According to 46 offers in my SPAM box, the country is in dire need of CSI agents. As unbelievable as it seems, I could be solving crimes, collecting DNA and matching bullets in the same style as Gil Grissom in a very short time. Well, not really the same style...he's an actor, but he's leaving the CSI show. Maybe I could take his spot. Oh, but the offer was only to be a CSI agent. Shoot.
Maybe I should take Kaplan University up on any of their thirty odd invites to get a degree. Nah, I've already been in an educational setting for more years than I care to admit. It's totally over-rated. What would I do with a higher degree at this stage of my life. Become a brain-surgeon? Nope...I hate blood.
Hmmm, maybe I could respond to one of the fifty-three offers to try Pedi-paws. Who knew it would be so easy to clip a dog's nails. But then, I don't have a dog, so that's out.
Perhaps I should ditch my husband and try one of the 200 offers to join the Black Dating, Christian Dating or Sexy Singles sites.

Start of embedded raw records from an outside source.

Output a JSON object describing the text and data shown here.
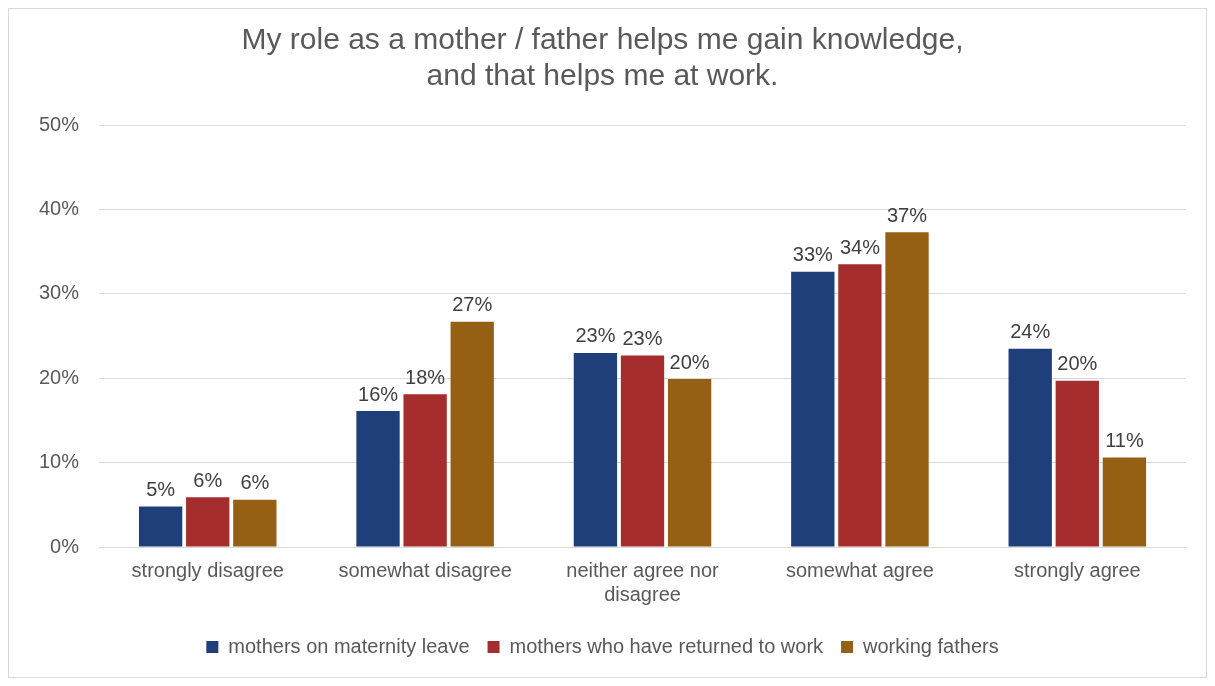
{
  "chart_data": {
    "type": "bar",
    "title": "My role as a mother / father helps me gain knowledge,\nand that helps me at work.",
    "categories": [
      "strongly disagree",
      "somewhat disagree",
      "neither agree nor disagree",
      "somewhat agree",
      "strongly agree"
    ],
    "series": [
      {
        "name": "mothers on maternity leave",
        "color": "#1f3f7a",
        "values": [
          4.8,
          16.1,
          23.0,
          32.6,
          23.5
        ],
        "value_labels": [
          "5%",
          "16%",
          "23%",
          "33%",
          "24%"
        ]
      },
      {
        "name": "mothers who have returned to work",
        "color": "#a52d2d",
        "values": [
          5.9,
          18.1,
          22.7,
          33.5,
          19.7
        ],
        "value_labels": [
          "6%",
          "18%",
          "23%",
          "34%",
          "20%"
        ]
      },
      {
        "name": "working fathers",
        "color": "#966014",
        "values": [
          5.6,
          26.7,
          19.9,
          37.3,
          10.6
        ],
        "value_labels": [
          "6%",
          "27%",
          "20%",
          "37%",
          "11%"
        ]
      }
    ],
    "ylim": [
      0,
      50
    ],
    "yticks": [
      {
        "value": 0,
        "label": "0%"
      },
      {
        "value": 10,
        "label": "10%"
      },
      {
        "value": 20,
        "label": "20%"
      },
      {
        "value": 30,
        "label": "30%"
      },
      {
        "value": 40,
        "label": "40%"
      },
      {
        "value": 50,
        "label": "50%"
      }
    ],
    "grid": "y",
    "legend": "bottom"
  }
}
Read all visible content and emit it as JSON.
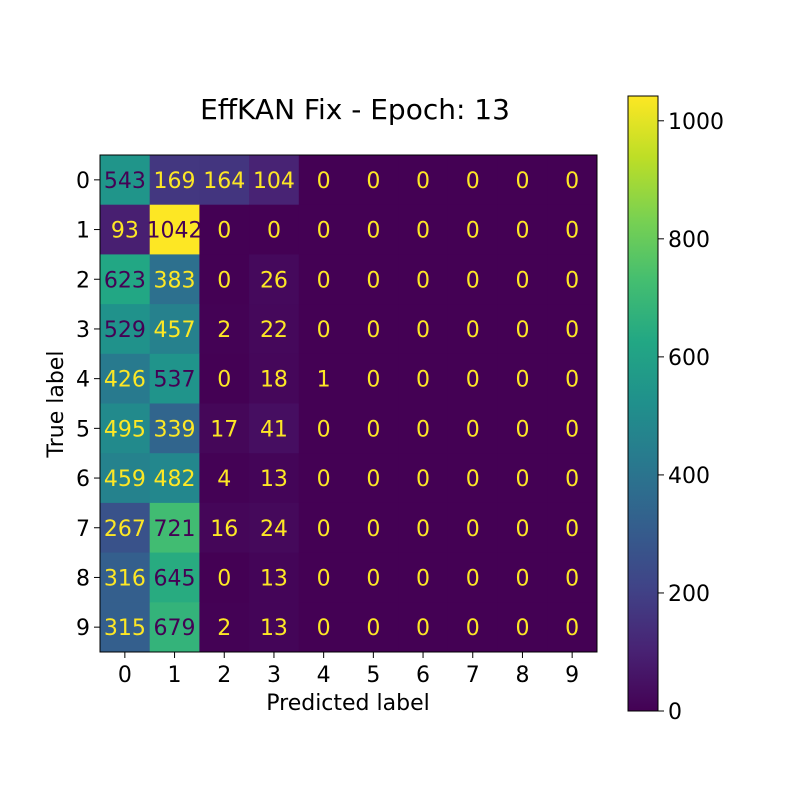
{
  "chart_data": {
    "type": "heatmap",
    "title": "EffKAN Fix - Epoch: 13",
    "xlabel": "Predicted label",
    "ylabel": "True label",
    "x_categories": [
      "0",
      "1",
      "2",
      "3",
      "4",
      "5",
      "6",
      "7",
      "8",
      "9"
    ],
    "y_categories": [
      "0",
      "1",
      "2",
      "3",
      "4",
      "5",
      "6",
      "7",
      "8",
      "9"
    ],
    "values": [
      [
        543,
        169,
        164,
        104,
        0,
        0,
        0,
        0,
        0,
        0
      ],
      [
        93,
        1042,
        0,
        0,
        0,
        0,
        0,
        0,
        0,
        0
      ],
      [
        623,
        383,
        0,
        26,
        0,
        0,
        0,
        0,
        0,
        0
      ],
      [
        529,
        457,
        2,
        22,
        0,
        0,
        0,
        0,
        0,
        0
      ],
      [
        426,
        537,
        0,
        18,
        1,
        0,
        0,
        0,
        0,
        0
      ],
      [
        495,
        339,
        17,
        41,
        0,
        0,
        0,
        0,
        0,
        0
      ],
      [
        459,
        482,
        4,
        13,
        0,
        0,
        0,
        0,
        0,
        0
      ],
      [
        267,
        721,
        16,
        24,
        0,
        0,
        0,
        0,
        0,
        0
      ],
      [
        316,
        645,
        0,
        13,
        0,
        0,
        0,
        0,
        0,
        0
      ],
      [
        315,
        679,
        2,
        13,
        0,
        0,
        0,
        0,
        0,
        0
      ]
    ],
    "colormap": "viridis",
    "vmin": 0,
    "vmax": 1042,
    "colorbar": {
      "ticks": [
        0,
        200,
        400,
        600,
        800,
        1000
      ],
      "tick_labels": [
        "0",
        "200",
        "400",
        "600",
        "800",
        "1000"
      ]
    },
    "text_colors": {
      "light": "#fde725",
      "dark": "#440154"
    }
  }
}
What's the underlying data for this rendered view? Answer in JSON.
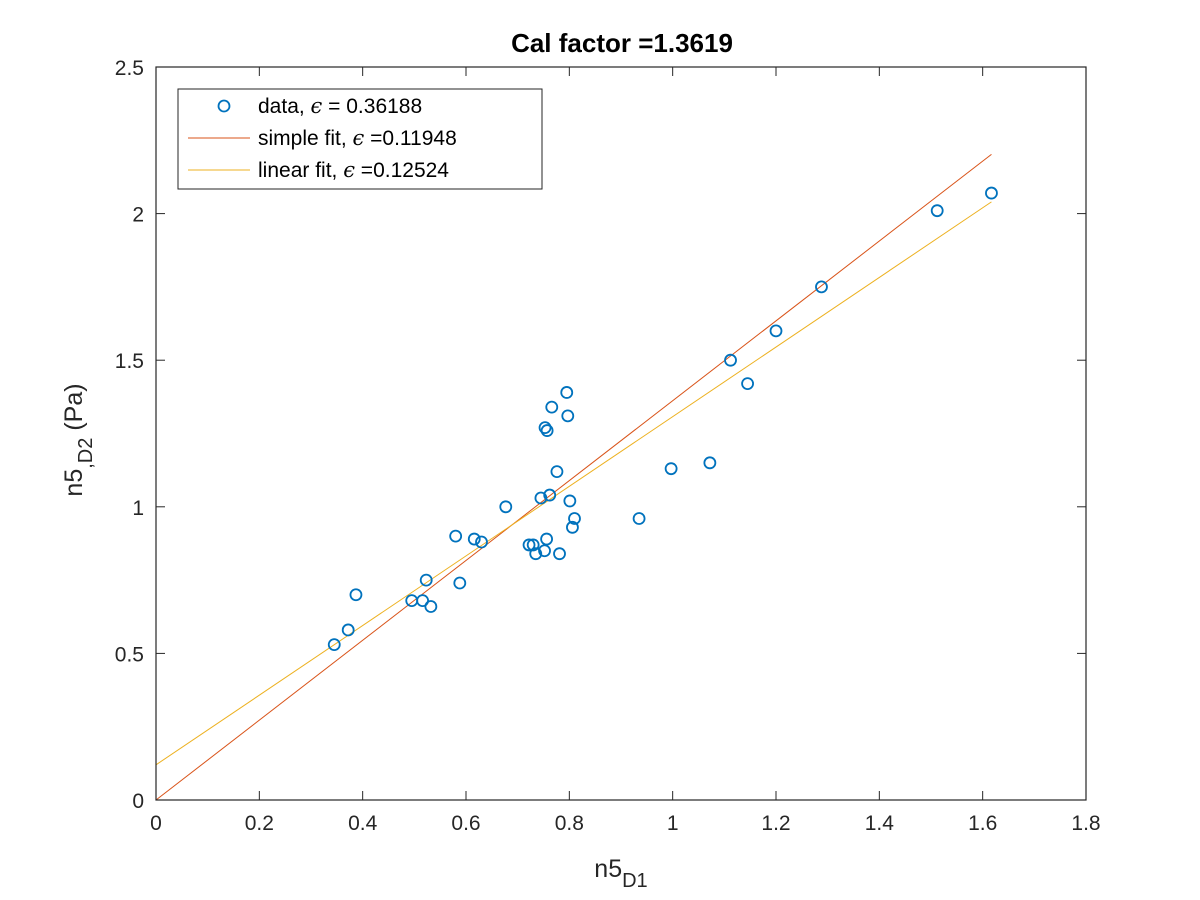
{
  "chart_data": {
    "type": "scatter",
    "title": "Cal factor =1.3619",
    "xlabel": {
      "base": "n5",
      "sub": "D1"
    },
    "ylabel": {
      "base": "n5",
      "sub": ",D2",
      "suffix": " (Pa)"
    },
    "xlim": [
      0,
      1.8
    ],
    "ylim": [
      0,
      2.5
    ],
    "xticks": [
      0,
      0.2,
      0.4,
      0.6,
      0.8,
      1,
      1.2,
      1.4,
      1.6,
      1.8
    ],
    "xtick_labels": [
      "0",
      "0.2",
      "0.4",
      "0.6",
      "0.8",
      "1",
      "1.2",
      "1.4",
      "1.6",
      "1.8"
    ],
    "yticks": [
      0,
      0.5,
      1,
      1.5,
      2,
      2.5
    ],
    "ytick_labels": [
      "0",
      "0.5",
      "1",
      "1.5",
      "2",
      "2.5"
    ],
    "grid": false,
    "legend_position": "top-left",
    "series": [
      {
        "name": "data",
        "legend": {
          "prefix": "data, ",
          "eps": "ϵ",
          "suffix": " = 0.36188"
        },
        "kind": "scatter",
        "marker": "circle",
        "color": "#0072BD",
        "x": [
          0.345,
          0.372,
          0.387,
          0.495,
          0.516,
          0.523,
          0.532,
          0.58,
          0.588,
          0.616,
          0.63,
          0.677,
          0.722,
          0.73,
          0.735,
          0.745,
          0.752,
          0.753,
          0.756,
          0.757,
          0.762,
          0.766,
          0.776,
          0.781,
          0.795,
          0.797,
          0.801,
          0.806,
          0.81,
          0.935,
          0.997,
          1.072,
          1.112,
          1.145,
          1.2,
          1.288,
          1.512,
          1.617
        ],
        "y": [
          0.53,
          0.58,
          0.7,
          0.68,
          0.68,
          0.75,
          0.66,
          0.9,
          0.74,
          0.89,
          0.88,
          1.0,
          0.87,
          0.87,
          0.84,
          1.03,
          0.85,
          1.27,
          0.89,
          1.26,
          1.04,
          1.34,
          1.12,
          0.84,
          1.39,
          1.31,
          1.02,
          0.93,
          0.96,
          0.96,
          1.13,
          1.15,
          1.5,
          1.42,
          1.6,
          1.75,
          2.01,
          2.07
        ]
      },
      {
        "name": "simple fit",
        "legend": {
          "prefix": "simple fit, ",
          "eps": "ϵ",
          "suffix": " =0.11948"
        },
        "kind": "line",
        "color": "#D95319",
        "x": [
          0,
          1.617
        ],
        "y": [
          0,
          2.202
        ]
      },
      {
        "name": "linear fit",
        "legend": {
          "prefix": "linear fit, ",
          "eps": "ϵ",
          "suffix": " =0.12524"
        },
        "kind": "line",
        "color": "#EDB120",
        "x": [
          0,
          1.617
        ],
        "y": [
          0.12,
          2.04
        ]
      }
    ]
  }
}
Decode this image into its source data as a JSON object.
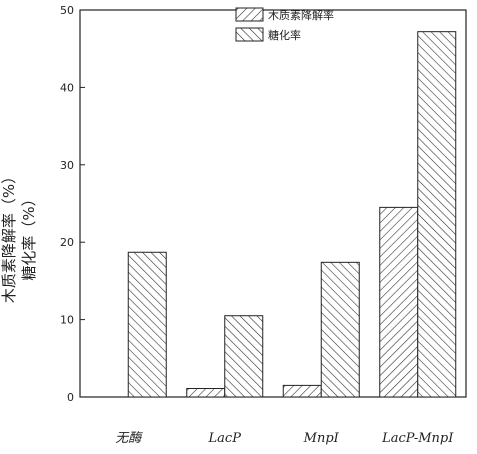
{
  "chart_data": {
    "type": "bar",
    "title": "",
    "xlabel": "",
    "ylabel": "木质素降解率（%）",
    "ylabel_line2": "糖化率（%）",
    "categories": [
      "无酶",
      "LacP",
      "MnpI",
      "LacP-MnpI"
    ],
    "series": [
      {
        "name": "木质素降解率",
        "values": [
          0,
          1.1,
          1.5,
          24.5
        ],
        "pattern": "hatch-ltr"
      },
      {
        "name": "糖化率",
        "values": [
          18.7,
          10.5,
          17.4,
          47.2
        ],
        "pattern": "hatch-rtl"
      }
    ],
    "ylim": [
      0,
      50
    ],
    "yticks": [
      0,
      10,
      20,
      30,
      40,
      50
    ],
    "grid": false,
    "legend_position": "top-right",
    "colors": {
      "axis": "#222222",
      "bar_fill": "#ffffff",
      "hatch": "#333333"
    }
  }
}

Maybe I could find someone with money this time around. *lol* No...it's taken me thirteen years to train him...I think I'll keep him, money or not.
I could always click on one of those offers to make money with Ebay or Craigslist, but I don't have anything to sell. I already tried listing one of my books and didn't get a single bid. That's pretty embarrassing. They say you can sell anything on ebay. Evidently not!
Okay, so I got a little carried away, but at least I've stopped harping on all the offers to cleanse my colon. I just never realized so many people were interested in my butt. Now I just have to figure out how to make them ALL go away. I had 653 SPAM messages in two days. Oy Vey!!!!
I guess since I stopped paying my bills through the mail and have gone ebills on most of the debts I owe...all those people who used to add those tons of annoying little flyers along with my invoices have to find some way to get back at me. Spam must be it.